The efficacy and safety of quinagolide in hyperprolactinemia treatment: A systematic review and meta-analysis

Abstract

Purpose: Three dopamine agonists [bromocriptine, cabergoline, and quinagolide (CV)] have been used for hyperprolactinemia treatment for decades. Several studies have reviewed the efficacy and safety of bromocriptine and cabergoline. However, no systematic review or meta-analysis has discussed the efficacy and safety of CV in hyperprolactinemia and prolactinoma treatment.

Methods: Five medical databases (PubMed, Web of Science, Embase, Scopus, and Cochrane Library) were searched up to 9 May 2022 to identify studies related to CV and hyperprolactinemia. A meta-analysis was implemented by using a forest plot, funnel plot, sensitivity analysis, meta-regression, and Egger's test via software R 4.0 and STATA 12.

Results: A total of 1,211 studies were retrieved from the five medical databases, and 33 studies consisting of 827 patients were finally included in the analysis. The pooled proportions of patients with prolactin concentration normalization and tumor reduction (>50%) under CV treatment were 69% and 20%, respectively, with 95% confidence intervals of 61%-76% and 15%-28%, respectively. The pooled proportion of adverse effects was 13%, with a 95% confidence interval of 11%-16%.

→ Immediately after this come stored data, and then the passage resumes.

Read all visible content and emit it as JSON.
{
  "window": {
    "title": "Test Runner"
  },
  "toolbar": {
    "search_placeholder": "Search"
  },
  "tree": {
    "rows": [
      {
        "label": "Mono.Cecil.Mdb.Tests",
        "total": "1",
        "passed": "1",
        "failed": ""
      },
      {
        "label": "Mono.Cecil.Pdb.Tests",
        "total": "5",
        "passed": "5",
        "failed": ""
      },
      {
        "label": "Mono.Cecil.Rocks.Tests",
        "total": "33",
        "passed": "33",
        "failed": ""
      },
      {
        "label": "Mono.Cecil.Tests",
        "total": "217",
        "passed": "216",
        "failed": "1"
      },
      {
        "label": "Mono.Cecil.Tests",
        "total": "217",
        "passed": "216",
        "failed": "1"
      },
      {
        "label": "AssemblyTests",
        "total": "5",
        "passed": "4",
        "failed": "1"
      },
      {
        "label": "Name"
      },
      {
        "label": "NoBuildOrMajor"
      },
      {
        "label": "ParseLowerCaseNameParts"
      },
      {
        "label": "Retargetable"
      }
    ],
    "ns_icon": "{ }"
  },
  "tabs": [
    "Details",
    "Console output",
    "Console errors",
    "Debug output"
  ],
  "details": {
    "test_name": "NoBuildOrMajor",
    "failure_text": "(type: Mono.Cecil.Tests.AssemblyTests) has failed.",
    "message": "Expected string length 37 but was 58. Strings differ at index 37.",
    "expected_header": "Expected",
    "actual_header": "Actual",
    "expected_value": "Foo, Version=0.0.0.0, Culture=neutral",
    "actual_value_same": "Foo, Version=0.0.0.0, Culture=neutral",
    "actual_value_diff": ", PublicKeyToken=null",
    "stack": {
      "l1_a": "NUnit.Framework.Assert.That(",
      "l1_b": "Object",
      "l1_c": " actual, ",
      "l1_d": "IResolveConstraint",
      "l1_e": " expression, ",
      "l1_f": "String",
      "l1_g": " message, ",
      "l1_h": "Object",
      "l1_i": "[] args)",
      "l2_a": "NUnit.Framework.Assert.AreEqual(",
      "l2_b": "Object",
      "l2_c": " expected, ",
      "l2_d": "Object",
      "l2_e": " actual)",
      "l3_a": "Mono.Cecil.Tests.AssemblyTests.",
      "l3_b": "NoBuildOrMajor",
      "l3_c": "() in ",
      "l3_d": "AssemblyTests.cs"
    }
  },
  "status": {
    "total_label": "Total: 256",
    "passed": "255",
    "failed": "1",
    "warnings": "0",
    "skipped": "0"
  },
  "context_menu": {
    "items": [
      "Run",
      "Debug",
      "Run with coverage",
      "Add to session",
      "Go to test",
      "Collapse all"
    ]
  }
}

Conclusion: Our study showed that CV is not less effective than cabergoline and bromocriptine in treating hyperprolactinemia, and the side effects were not significant. Hence, this drug could be considered an alternative first-line or rescue treatment in treating hyperprolactinemia in the future.

Systematic review registration: https://www.crd.york.ac.uk/PROSPERO, identifier CRD42022347750.

Keywords: bromocriptine; cabergoline; dopamine agonist; efficacy; hyperprolactinemia; meta-analysis; prolactinomas; quinagolide.

Figure 1

Flow diagram of the studies included in this systematic review and meta-analysis.

Figure 2

The efficacy of quinagolide (CV) in hyperprolactinemia and prolactinoma treatment. (A) The bulk efficacy of CV treatment in hyperprolactinemia; (B) The pooled risk ratios (RRs) of efficacy between CV vs. cabergoline (CAB) and CV vs. bromocriptine (BRC); (C) The efficacy of CV treatment in prolactinomas.

Figure 3

Sensitivity analysis. (A) Single-armed studies related to hyperprolactinemia treatment; (B) Single-armed studies related to prolactinoma treatment; (C) Double-armed studies.

Figure 4

Funnel plot. (A) Double-armed studies; (B) Single-armed studies related to prolactinoma treatment; (C) Single-armed studies related to hyperprolactinemia treatment.

Figure 5

The safety of quinagolide treatment. (A) The pooled proportion of constipation, depression, dizziness, drowsiness, drug discontinuance, fatigue; (B) The pooled proportion of headache, muscle pain, nasal congestion, nasal stuffiness, nausea; (C) The pooled proportion of palpitation, tiredness, vomiting, weight loss; (D) The pooled proportion of other digestive disorders, other mental disorders, postural disorders, sleep disorders.